Failed talks?: Sargsyan-Aliyev meeting not on the cards in Bucharest

Failed talks?: Sargsyan-Aliyev meeting not on the cards in Bucharest


A top-level meeting of Armenian and Azeri leaders is very unlikely to take place on the sidelines of the NATO summit due to start in Romania later this week, it transpired over the weekend.

Before that, it was expected that Armenia’s newly elected President and current Prime Minister Serzh Sargsyan would meet Azerbaijan’s head of state Ilham Aliyev anytime between 2-4 April in Bucharest.

The initiative of the meeting in Bucharest came from the Minsk Group of the Organization for Security and Cooperation in Europe (OSCE), an international format brokering a Karabakh peace.

Whereas the Armenian side had positively responded to the initiative, official Baku did not provide its consent to such a meeting later, saying there was no “subject or purpose” for talks.

That decision was not welcomed in Yerevan, but officials in the Armenian capital denied they had made a request to Baku for such a meeting, as alleged by the Azerbaijani side.

“Without any serious reasoning, the Azerbaijani side has torpedoed the scheduled meeting of the heads of state of Armenia and Azerbaijan,” acting Foreign Ministry press secretary Tigran Balayan commented.

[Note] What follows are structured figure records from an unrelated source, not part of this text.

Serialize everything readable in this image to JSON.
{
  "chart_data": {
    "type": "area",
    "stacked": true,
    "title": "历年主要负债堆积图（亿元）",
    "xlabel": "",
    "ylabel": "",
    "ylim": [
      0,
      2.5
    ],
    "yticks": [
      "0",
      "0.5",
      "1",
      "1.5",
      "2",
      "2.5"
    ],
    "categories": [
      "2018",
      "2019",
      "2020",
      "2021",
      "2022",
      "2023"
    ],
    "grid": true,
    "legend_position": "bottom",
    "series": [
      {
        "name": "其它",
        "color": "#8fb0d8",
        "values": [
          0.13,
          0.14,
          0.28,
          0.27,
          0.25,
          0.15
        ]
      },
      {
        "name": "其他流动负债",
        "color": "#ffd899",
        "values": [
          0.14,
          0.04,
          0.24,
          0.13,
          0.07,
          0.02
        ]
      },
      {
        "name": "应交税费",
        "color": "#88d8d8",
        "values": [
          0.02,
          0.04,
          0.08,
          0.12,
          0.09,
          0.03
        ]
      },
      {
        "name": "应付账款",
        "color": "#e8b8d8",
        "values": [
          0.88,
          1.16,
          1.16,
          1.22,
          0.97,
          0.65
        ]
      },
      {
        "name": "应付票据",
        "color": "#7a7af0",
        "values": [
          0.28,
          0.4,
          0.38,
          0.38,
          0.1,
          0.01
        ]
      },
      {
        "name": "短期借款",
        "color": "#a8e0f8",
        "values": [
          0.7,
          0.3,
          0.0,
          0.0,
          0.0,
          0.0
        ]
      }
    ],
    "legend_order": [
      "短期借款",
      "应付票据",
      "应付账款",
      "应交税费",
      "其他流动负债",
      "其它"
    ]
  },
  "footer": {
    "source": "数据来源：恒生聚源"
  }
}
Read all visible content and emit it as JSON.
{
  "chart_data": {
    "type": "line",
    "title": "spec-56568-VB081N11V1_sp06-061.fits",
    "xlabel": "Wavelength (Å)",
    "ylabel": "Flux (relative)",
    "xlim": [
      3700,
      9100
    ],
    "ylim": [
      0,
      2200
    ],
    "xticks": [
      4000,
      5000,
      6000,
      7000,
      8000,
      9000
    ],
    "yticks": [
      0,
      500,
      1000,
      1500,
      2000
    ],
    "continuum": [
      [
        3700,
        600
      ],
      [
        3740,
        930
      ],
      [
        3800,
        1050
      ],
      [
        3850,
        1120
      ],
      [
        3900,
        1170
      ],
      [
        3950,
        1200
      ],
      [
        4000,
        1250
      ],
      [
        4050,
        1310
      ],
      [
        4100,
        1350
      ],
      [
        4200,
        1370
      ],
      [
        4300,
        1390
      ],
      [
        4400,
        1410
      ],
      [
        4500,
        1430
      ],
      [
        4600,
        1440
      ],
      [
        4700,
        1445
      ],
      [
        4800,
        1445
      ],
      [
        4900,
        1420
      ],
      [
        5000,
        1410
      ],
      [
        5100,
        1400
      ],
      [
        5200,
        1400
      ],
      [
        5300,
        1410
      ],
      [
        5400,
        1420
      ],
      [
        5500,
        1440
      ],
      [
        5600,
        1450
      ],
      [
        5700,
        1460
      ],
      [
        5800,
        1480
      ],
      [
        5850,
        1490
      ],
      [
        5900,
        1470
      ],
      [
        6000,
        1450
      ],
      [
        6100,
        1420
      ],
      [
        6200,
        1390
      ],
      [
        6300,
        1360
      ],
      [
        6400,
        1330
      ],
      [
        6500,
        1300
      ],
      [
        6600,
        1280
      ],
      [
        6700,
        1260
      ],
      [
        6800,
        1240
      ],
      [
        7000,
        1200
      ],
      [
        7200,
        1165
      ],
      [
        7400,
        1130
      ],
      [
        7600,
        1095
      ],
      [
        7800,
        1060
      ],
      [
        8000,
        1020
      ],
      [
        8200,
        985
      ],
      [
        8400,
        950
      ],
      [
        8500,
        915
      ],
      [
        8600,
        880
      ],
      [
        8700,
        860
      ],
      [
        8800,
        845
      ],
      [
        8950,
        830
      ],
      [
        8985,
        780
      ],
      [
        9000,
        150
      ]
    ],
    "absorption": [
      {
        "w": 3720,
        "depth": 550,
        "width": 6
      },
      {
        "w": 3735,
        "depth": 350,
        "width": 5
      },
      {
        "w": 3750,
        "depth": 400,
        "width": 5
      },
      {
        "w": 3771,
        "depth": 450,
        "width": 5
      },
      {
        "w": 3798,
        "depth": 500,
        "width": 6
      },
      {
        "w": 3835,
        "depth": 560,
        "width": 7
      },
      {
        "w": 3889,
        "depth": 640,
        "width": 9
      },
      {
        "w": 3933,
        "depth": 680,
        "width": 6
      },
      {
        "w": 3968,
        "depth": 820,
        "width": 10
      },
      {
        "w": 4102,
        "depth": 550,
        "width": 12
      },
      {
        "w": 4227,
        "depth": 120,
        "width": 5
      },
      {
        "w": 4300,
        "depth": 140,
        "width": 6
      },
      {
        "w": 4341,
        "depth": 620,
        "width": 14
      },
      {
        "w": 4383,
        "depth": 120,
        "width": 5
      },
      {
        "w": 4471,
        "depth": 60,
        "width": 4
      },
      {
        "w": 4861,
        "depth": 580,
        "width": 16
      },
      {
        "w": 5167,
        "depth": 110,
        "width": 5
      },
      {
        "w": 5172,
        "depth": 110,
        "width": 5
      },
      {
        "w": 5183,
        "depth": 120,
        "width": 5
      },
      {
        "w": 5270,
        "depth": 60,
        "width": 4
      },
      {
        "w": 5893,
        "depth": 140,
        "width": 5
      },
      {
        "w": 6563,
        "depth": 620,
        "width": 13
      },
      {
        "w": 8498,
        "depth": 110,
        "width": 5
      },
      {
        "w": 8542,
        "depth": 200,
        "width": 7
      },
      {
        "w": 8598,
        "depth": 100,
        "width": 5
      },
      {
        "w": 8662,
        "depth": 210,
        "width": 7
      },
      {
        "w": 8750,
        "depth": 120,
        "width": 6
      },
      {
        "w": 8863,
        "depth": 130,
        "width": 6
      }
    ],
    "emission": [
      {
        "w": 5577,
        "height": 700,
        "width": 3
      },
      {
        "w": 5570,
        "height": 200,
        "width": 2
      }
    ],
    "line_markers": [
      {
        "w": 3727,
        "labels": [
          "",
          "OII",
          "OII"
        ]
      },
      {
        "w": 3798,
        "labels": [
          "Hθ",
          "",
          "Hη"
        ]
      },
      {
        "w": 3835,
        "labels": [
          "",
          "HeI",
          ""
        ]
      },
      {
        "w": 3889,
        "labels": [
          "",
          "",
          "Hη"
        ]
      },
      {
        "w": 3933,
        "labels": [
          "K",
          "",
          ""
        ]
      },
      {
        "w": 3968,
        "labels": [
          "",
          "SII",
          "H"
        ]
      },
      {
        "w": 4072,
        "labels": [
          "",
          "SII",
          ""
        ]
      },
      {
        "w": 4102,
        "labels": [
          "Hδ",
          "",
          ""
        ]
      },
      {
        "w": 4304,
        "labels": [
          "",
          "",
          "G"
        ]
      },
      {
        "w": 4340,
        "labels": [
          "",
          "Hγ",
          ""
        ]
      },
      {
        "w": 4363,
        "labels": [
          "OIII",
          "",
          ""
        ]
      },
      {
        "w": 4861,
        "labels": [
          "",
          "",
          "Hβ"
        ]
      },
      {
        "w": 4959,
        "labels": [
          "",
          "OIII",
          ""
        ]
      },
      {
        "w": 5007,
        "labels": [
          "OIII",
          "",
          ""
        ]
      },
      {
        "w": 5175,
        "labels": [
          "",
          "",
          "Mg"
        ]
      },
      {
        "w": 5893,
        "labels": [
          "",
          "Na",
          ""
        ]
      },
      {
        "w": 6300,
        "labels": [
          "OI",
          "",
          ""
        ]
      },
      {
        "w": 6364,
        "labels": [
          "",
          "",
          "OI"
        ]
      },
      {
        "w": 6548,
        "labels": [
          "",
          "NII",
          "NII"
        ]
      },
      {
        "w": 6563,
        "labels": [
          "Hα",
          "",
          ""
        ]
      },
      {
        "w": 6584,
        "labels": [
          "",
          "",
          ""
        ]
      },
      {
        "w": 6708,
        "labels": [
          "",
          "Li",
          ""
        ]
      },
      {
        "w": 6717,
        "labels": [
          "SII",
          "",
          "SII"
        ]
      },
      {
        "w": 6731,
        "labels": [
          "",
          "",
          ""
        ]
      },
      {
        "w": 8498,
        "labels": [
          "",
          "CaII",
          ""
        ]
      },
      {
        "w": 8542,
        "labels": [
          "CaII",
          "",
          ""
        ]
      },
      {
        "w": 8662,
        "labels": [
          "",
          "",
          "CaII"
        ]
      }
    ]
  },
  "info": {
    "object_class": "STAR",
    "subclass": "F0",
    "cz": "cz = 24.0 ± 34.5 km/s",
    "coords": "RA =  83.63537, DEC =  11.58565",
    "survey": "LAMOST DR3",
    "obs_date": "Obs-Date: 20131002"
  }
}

And the US co-chair of the Minsk Group, Matthew Bryza, said that “the whole matter has to do with the protocol, since Sargsyan’s inauguration is scheduled for April 9, therefore in Bucharest, according to protocol, Sargsyan will not appear as president yet.”

The Azerbaijani side, however, presented a somewhat different motivation for the refusal. “Baku is always ready for negotiations, but a subject and concrete goal of these negotiations is needed,” Novruz Mamedov, head of the foreign ties division in the Aliyev administration, told media.

Azerbaijan’s leadership has dropped hints that Sargsyan’s interest in such a meeting could first of all be explained by his desire to show thus to the opposition inside the country his legitimacy as elected leader “recognized even in Baku”.

Armenian officials, however, have denied that it was Armenia’s initiative for Sargsyan and Aliyev to meet in Bucharest, but, nevertheless, reaffirmed Armenia’s overall readiness for further negotiations.

The Azeri statements came against the backdrop of Azerbaijan’s continuing calls for revising the Minsk Group format of the talks and transferring negotiations under the United Nations’ umbrella.

"The Azerbaijani letter to the OSCE about dissolution of the Minsk Group was sent before discussions of the Azerbaijani resolution [on Karabakh] at the UN General Assembly,” spokesman Balayan said in an interview with Arminfo news agency late last week. “It once again proves that Azerbaijani officials’ insistences and steps have nothing to do with their responsibility to continue the process of peaceful settlement, and they have a false, demonstrative nature. And one of its striking illustrations is the failure of the meeting of the Azerbaijani President and the Armenian President-elect scheduled in April in the framework of NATO Summit in Bucharest."
Among other issues, the April 2-4 NATO summit in Bucharest is expected to outline prospects of the geopolitical development of the South Caucasus region, including Georgia’s prospects of becoming a NATO member.